Have tried for 2 days to get an answer from my bank.

I'm on a tracker and have put my house up for sale. 
I will not be looking for a top-up.

Question is: Does my current agreement i.e. tracker @ 1.85% carry over when I purchase my new (next) house.


----------



## pjmn (2 Feb 2010)

No.


----------



## Knuttell (2 Feb 2010)

JOHNEUGENE58 said:


> Have tried for 2 days to get an answer from my bank.
> 
> I'm on a tracker and have put my house up for sale.
> I will not be looking for a top-up.
> ...



Not a chance John.


----------



## JOHNEUGENE58 (2 Feb 2010)

Thanks guy's for your quick reply's.

My question in post differed from thread title (apologies)

Do you mean that the bank can't change from tracker or my current agreement doesn't stand.

Sorry for confusing you.


----------



## pjmn (2 Feb 2010)

Your current mortgage will be cleared on the sale of the property against which the mortgage has been raised...

When you purchase a new property and assuming you will need some or even the same level of mortgage to complete the deal - then that will be deemed to be a completely new deal...
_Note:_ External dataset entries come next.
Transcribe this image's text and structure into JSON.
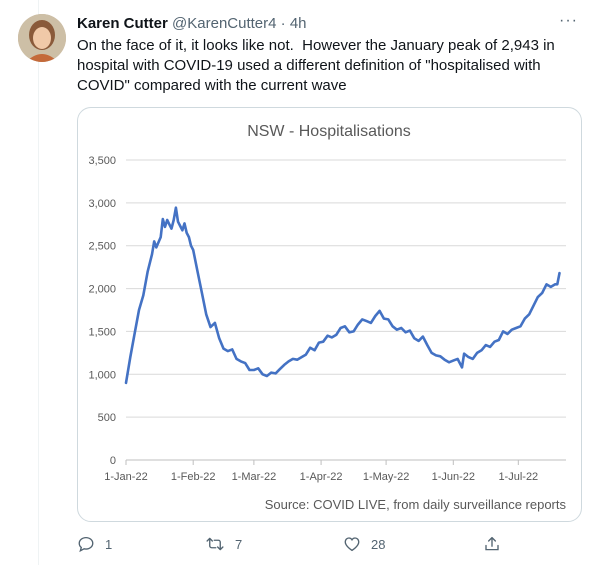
{
  "tweet": {
    "author_name": "Karen Cutter",
    "author_handle": "@KarenCutter4",
    "separator": "·",
    "time": "4h",
    "more_label": "···",
    "text": "On the face of it, it looks like not.  However the January peak of 2,943 in hospital with COVID-19 used a different definition of \"hospitalised with COVID\" compared with the current wave"
  },
  "actions": {
    "reply_count": "1",
    "retweet_count": "7",
    "like_count": "28"
  },
  "icons": {
    "more": "more-dots-icon",
    "reply": "reply-icon",
    "retweet": "retweet-icon",
    "like": "heart-icon",
    "share": "share-icon"
  },
  "colors": {
    "line": "#4472C4",
    "muted_text": "#536471",
    "grid": "#d9d9d9",
    "chart_text": "#595959"
  },
  "chart_data": {
    "type": "line",
    "title": "NSW - Hospitalisations",
    "source": "Source: COVID LIVE, from daily surveillance reports",
    "ylim": [
      0,
      3500
    ],
    "y_ticks": [
      0,
      500,
      1000,
      1500,
      2000,
      2500,
      3000,
      3500
    ],
    "y_tick_labels": [
      "0",
      "500",
      "1,000",
      "1,500",
      "2,000",
      "2,500",
      "3,000",
      "3,500"
    ],
    "x_tick_labels": [
      "1-Jan-22",
      "1-Feb-22",
      "1-Mar-22",
      "1-Apr-22",
      "1-May-22",
      "1-Jun-22",
      "1-Jul-22"
    ],
    "grid": true,
    "series": [
      {
        "values": [
          [
            "2022-01-01",
            900
          ],
          [
            "2022-01-03",
            1200
          ],
          [
            "2022-01-05",
            1480
          ],
          [
            "2022-01-07",
            1750
          ],
          [
            "2022-01-09",
            1920
          ],
          [
            "2022-01-11",
            2200
          ],
          [
            "2022-01-13",
            2400
          ],
          [
            "2022-01-14",
            2550
          ],
          [
            "2022-01-15",
            2480
          ],
          [
            "2022-01-17",
            2600
          ],
          [
            "2022-01-18",
            2810
          ],
          [
            "2022-01-19",
            2720
          ],
          [
            "2022-01-20",
            2800
          ],
          [
            "2022-01-21",
            2750
          ],
          [
            "2022-01-22",
            2700
          ],
          [
            "2022-01-23",
            2800
          ],
          [
            "2022-01-24",
            2943
          ],
          [
            "2022-01-25",
            2780
          ],
          [
            "2022-01-26",
            2730
          ],
          [
            "2022-01-27",
            2680
          ],
          [
            "2022-01-28",
            2760
          ],
          [
            "2022-01-29",
            2650
          ],
          [
            "2022-01-30",
            2600
          ],
          [
            "2022-01-31",
            2500
          ],
          [
            "2022-02-01",
            2450
          ],
          [
            "2022-02-03",
            2200
          ],
          [
            "2022-02-05",
            1950
          ],
          [
            "2022-02-07",
            1700
          ],
          [
            "2022-02-09",
            1550
          ],
          [
            "2022-02-11",
            1600
          ],
          [
            "2022-02-13",
            1420
          ],
          [
            "2022-02-15",
            1300
          ],
          [
            "2022-02-17",
            1270
          ],
          [
            "2022-02-19",
            1290
          ],
          [
            "2022-02-21",
            1180
          ],
          [
            "2022-02-23",
            1150
          ],
          [
            "2022-02-25",
            1130
          ],
          [
            "2022-02-27",
            1050
          ],
          [
            "2022-03-01",
            1050
          ],
          [
            "2022-03-03",
            1070
          ],
          [
            "2022-03-05",
            1000
          ],
          [
            "2022-03-07",
            980
          ],
          [
            "2022-03-09",
            1020
          ],
          [
            "2022-03-11",
            1010
          ],
          [
            "2022-03-13",
            1060
          ],
          [
            "2022-03-15",
            1110
          ],
          [
            "2022-03-17",
            1150
          ],
          [
            "2022-03-19",
            1180
          ],
          [
            "2022-03-21",
            1170
          ],
          [
            "2022-03-23",
            1200
          ],
          [
            "2022-03-25",
            1230
          ],
          [
            "2022-03-27",
            1310
          ],
          [
            "2022-03-29",
            1280
          ],
          [
            "2022-03-31",
            1370
          ],
          [
            "2022-04-02",
            1380
          ],
          [
            "2022-04-04",
            1450
          ],
          [
            "2022-04-06",
            1430
          ],
          [
            "2022-04-08",
            1460
          ],
          [
            "2022-04-10",
            1540
          ],
          [
            "2022-04-12",
            1560
          ],
          [
            "2022-04-14",
            1490
          ],
          [
            "2022-04-16",
            1500
          ],
          [
            "2022-04-18",
            1580
          ],
          [
            "2022-04-20",
            1640
          ],
          [
            "2022-04-22",
            1620
          ],
          [
            "2022-04-24",
            1600
          ],
          [
            "2022-04-26",
            1680
          ],
          [
            "2022-04-28",
            1740
          ],
          [
            "2022-04-30",
            1650
          ],
          [
            "2022-05-02",
            1640
          ],
          [
            "2022-05-04",
            1560
          ],
          [
            "2022-05-06",
            1520
          ],
          [
            "2022-05-08",
            1540
          ],
          [
            "2022-05-10",
            1490
          ],
          [
            "2022-05-12",
            1510
          ],
          [
            "2022-05-14",
            1420
          ],
          [
            "2022-05-16",
            1390
          ],
          [
            "2022-05-18",
            1440
          ],
          [
            "2022-05-20",
            1340
          ],
          [
            "2022-05-22",
            1250
          ],
          [
            "2022-05-24",
            1220
          ],
          [
            "2022-05-26",
            1210
          ],
          [
            "2022-05-28",
            1170
          ],
          [
            "2022-05-30",
            1140
          ],
          [
            "2022-06-01",
            1160
          ],
          [
            "2022-06-03",
            1180
          ],
          [
            "2022-06-05",
            1080
          ],
          [
            "2022-06-06",
            1240
          ],
          [
            "2022-06-08",
            1200
          ],
          [
            "2022-06-10",
            1180
          ],
          [
            "2022-06-12",
            1250
          ],
          [
            "2022-06-14",
            1280
          ],
          [
            "2022-06-16",
            1340
          ],
          [
            "2022-06-18",
            1320
          ],
          [
            "2022-06-20",
            1380
          ],
          [
            "2022-06-22",
            1400
          ],
          [
            "2022-06-24",
            1500
          ],
          [
            "2022-06-26",
            1470
          ],
          [
            "2022-06-28",
            1520
          ],
          [
            "2022-06-30",
            1540
          ],
          [
            "2022-07-02",
            1560
          ],
          [
            "2022-07-04",
            1650
          ],
          [
            "2022-07-06",
            1700
          ],
          [
            "2022-07-08",
            1800
          ],
          [
            "2022-07-10",
            1900
          ],
          [
            "2022-07-12",
            1950
          ],
          [
            "2022-07-14",
            2050
          ],
          [
            "2022-07-16",
            2020
          ],
          [
            "2022-07-18",
            2050
          ],
          [
            "2022-07-19",
            2050
          ],
          [
            "2022-07-20",
            2180
          ]
        ]
      }
    ]
  }
}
My suspicion is that you will make the argument (which is a very fair one from your point of view) - that you only want the same amount again on the same terms - the lender however will look at it differently and you will not be offered a tracker option...


pjmn


----------



## JOHNEUGENE58 (2 Feb 2010)

Thanks for the clarification. Looks like bad news then :-(


----------